If this serial killer scenario sounds familiar, the film actively embraces those echoes. It is set in the 1990s, with flashbacks to the 1970s, the era before the internet and the society of surveillance helped lessen opportunities in baroque serial killing. Retro stylings evoke the slow horrors of Ti West’s recent trilogy of films or David Fincher’s Zodiac (2007) and Mindhunter (2017-19), with the strongest reverberation being Jonathan Demme’s The Silence of the Lambs (1991). Increasingly, the case accrues an atmosphere of the supernatural and malignant evil and there are touches of the Manson Family slayings and any number of demonic possession movies also bubbling away.
Monroe’s performance conveys a tightly suppressed, traumatised protagonist, menaced by wide-screen but trapped in a boxier frame for her 1970s Kodachrome memories. There’s no glimmer of the steely determination we see in Jodie Foster’s Clarice Starling. She plays it with an emotional flatness and fraying calm of someone slowly realising the extent of psychological control they have been placed under. It is, of course, in stark contrast to Nicolas Cage, who is in his full-on ‘nouveau shamanic’ mode of acting (as he insists on calling it) in a film he also co-produced through his Saturn Films company. He is always a citational actor, and in Longlegs there are wild touches of Manson, a camp Anton LaVey (founder of the Church of Satan in the 1960s), Stephen King’s clown Pennywise from It, and a big dollop of Marc Bolan, who features heavily on the soundtrack, and in a poster tacked above Longlegs in his lair. T-Rex’s Bang a Gong gets the full Lynchian re-purposing from glam rock song into a hymn to creepy manipulation. Cage is suitably grotesque and barely recognisable underneath prosthetics.

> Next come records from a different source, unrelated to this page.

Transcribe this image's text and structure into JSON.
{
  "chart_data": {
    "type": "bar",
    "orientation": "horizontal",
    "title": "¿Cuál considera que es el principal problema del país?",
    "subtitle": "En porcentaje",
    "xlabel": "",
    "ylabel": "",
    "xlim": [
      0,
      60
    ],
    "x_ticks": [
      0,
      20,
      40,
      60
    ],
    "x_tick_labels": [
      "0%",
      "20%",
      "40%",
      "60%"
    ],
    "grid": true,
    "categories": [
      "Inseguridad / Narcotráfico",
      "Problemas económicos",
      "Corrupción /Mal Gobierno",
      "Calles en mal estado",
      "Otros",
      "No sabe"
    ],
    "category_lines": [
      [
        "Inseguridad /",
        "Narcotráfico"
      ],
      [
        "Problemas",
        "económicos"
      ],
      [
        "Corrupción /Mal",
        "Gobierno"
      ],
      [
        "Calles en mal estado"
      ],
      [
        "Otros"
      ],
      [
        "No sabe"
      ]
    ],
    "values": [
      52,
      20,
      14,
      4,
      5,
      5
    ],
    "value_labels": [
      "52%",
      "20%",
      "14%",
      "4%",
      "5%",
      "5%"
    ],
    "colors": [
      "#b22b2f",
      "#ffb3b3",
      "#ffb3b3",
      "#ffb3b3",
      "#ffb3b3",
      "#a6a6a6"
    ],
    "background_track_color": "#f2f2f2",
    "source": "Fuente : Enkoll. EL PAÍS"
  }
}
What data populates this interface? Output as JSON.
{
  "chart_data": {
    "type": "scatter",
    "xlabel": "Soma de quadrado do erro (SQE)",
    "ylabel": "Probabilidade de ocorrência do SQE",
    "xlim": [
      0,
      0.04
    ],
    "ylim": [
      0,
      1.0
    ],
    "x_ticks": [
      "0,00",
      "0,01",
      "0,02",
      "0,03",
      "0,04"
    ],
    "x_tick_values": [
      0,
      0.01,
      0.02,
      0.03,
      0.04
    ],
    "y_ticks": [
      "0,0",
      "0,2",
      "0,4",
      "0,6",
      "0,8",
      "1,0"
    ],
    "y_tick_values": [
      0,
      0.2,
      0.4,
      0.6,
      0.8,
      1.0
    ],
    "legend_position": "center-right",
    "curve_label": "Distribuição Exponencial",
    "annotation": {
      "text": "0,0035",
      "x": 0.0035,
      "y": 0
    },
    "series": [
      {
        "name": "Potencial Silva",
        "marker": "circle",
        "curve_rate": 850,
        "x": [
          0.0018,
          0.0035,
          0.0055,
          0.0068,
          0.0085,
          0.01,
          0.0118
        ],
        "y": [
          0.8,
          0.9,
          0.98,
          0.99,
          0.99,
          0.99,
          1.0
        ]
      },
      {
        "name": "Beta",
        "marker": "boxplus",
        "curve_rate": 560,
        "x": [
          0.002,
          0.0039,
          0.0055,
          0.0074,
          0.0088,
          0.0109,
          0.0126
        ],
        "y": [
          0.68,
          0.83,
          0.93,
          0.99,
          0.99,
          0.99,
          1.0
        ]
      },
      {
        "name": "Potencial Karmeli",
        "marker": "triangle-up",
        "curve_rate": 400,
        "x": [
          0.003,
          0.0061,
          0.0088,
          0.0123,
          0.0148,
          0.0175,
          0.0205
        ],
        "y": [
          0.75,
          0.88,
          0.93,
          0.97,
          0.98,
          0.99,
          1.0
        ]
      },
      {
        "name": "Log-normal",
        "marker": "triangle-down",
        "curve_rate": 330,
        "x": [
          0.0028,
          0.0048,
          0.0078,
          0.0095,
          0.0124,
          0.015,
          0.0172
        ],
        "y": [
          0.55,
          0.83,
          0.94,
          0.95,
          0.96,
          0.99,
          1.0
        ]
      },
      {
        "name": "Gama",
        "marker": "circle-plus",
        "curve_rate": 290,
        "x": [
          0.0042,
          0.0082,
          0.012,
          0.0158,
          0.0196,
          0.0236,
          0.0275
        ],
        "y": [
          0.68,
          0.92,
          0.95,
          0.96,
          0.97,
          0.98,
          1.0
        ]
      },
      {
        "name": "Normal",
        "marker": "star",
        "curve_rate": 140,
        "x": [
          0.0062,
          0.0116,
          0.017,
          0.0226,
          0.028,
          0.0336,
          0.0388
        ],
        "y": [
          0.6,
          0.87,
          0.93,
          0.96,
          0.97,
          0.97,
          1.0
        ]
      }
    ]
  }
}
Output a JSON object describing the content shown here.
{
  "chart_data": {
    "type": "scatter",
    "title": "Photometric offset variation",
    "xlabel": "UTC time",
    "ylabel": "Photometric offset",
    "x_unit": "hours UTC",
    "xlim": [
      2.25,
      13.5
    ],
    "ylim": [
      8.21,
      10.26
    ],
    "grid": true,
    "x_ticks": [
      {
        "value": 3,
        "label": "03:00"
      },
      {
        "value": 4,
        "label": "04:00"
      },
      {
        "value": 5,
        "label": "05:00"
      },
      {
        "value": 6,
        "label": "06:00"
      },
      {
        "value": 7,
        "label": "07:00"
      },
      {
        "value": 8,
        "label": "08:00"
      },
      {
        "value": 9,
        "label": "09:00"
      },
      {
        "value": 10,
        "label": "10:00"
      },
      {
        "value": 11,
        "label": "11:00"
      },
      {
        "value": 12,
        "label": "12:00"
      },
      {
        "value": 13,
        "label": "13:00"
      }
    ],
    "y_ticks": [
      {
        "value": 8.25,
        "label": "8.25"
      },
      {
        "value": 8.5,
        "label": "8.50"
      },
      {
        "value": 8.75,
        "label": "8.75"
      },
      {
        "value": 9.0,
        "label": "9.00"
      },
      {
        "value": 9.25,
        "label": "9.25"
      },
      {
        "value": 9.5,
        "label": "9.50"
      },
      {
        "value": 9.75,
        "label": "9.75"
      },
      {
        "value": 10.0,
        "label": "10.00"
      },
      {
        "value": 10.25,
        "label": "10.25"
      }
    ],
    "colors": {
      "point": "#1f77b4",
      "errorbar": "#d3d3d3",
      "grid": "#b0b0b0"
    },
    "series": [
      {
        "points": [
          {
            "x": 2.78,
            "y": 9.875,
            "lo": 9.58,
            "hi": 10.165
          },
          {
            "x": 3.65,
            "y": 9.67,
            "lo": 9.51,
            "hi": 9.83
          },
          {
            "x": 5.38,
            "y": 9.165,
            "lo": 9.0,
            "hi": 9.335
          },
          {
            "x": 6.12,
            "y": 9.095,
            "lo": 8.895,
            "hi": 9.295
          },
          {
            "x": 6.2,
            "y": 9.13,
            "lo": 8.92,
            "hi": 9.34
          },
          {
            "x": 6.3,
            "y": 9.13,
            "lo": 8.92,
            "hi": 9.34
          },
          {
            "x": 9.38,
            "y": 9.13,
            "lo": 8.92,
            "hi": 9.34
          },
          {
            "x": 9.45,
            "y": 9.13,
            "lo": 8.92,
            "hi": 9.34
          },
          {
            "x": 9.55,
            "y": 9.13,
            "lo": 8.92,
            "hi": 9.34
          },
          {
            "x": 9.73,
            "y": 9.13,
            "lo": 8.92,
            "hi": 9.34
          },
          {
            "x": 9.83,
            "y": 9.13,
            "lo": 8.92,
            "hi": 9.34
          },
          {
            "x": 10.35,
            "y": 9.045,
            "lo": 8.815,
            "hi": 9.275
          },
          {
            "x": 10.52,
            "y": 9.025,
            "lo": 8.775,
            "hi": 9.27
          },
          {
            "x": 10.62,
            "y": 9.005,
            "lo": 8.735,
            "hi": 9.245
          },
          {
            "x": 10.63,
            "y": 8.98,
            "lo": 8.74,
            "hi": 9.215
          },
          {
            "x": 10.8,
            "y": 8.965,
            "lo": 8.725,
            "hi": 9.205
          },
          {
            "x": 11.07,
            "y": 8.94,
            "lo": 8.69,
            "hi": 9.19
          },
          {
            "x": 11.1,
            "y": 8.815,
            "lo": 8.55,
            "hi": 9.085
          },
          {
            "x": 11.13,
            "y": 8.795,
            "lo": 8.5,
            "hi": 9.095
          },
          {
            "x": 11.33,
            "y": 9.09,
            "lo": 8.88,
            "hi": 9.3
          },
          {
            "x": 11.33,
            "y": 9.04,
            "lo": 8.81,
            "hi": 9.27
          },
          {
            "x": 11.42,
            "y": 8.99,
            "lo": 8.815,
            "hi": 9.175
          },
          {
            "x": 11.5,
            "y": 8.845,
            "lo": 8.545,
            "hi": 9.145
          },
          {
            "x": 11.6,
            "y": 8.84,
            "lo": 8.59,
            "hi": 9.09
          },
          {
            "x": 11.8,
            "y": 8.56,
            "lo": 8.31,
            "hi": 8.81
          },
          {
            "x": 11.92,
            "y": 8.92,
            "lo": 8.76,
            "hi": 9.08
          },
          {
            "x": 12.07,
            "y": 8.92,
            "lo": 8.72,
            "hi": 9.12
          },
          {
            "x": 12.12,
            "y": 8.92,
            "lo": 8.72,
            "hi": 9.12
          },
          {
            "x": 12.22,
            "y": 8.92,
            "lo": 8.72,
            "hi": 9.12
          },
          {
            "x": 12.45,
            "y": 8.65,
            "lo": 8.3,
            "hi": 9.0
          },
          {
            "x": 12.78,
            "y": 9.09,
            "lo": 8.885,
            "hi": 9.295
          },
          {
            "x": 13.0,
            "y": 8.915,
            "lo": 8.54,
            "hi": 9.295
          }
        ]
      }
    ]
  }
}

The film gained buzz in anticipation of another expressionist Cage performance, more at the deranged Mandy (Panos Cosmatos, 2018) end of the spectrum than the repressed rage all the better for never being really released in The Colour Out of Space (Richard Stanley, 2019) or Pig (Michael Sarnosky, 2021). Osgood Perkins, however, has found a way of framing Cage’s monstrous killer to strong advantage – monstrous enough to wrench the frame out of ever quite being able to grasp him, except for a final confrontation with the aghast Harker.
In the closing scenes, it looks like Perkins has given in to exposition, and a voice-over comes in to offer some sort of explanation (a weakness that reminded me of the last scenes of Ari Aster’s Hereditary (2018), which rather blew that film’s potential ambiguities). But this is only the outer shell of an explanation in Longlegs: the central occult mechanism that drives this demonic plot, housed in unnerving dolls built by the puppet-master Longlegs, remains enigmatic, closed off from anyone not caught in its fiendish snares.
► Longlegs is in UK cinemas 12 July.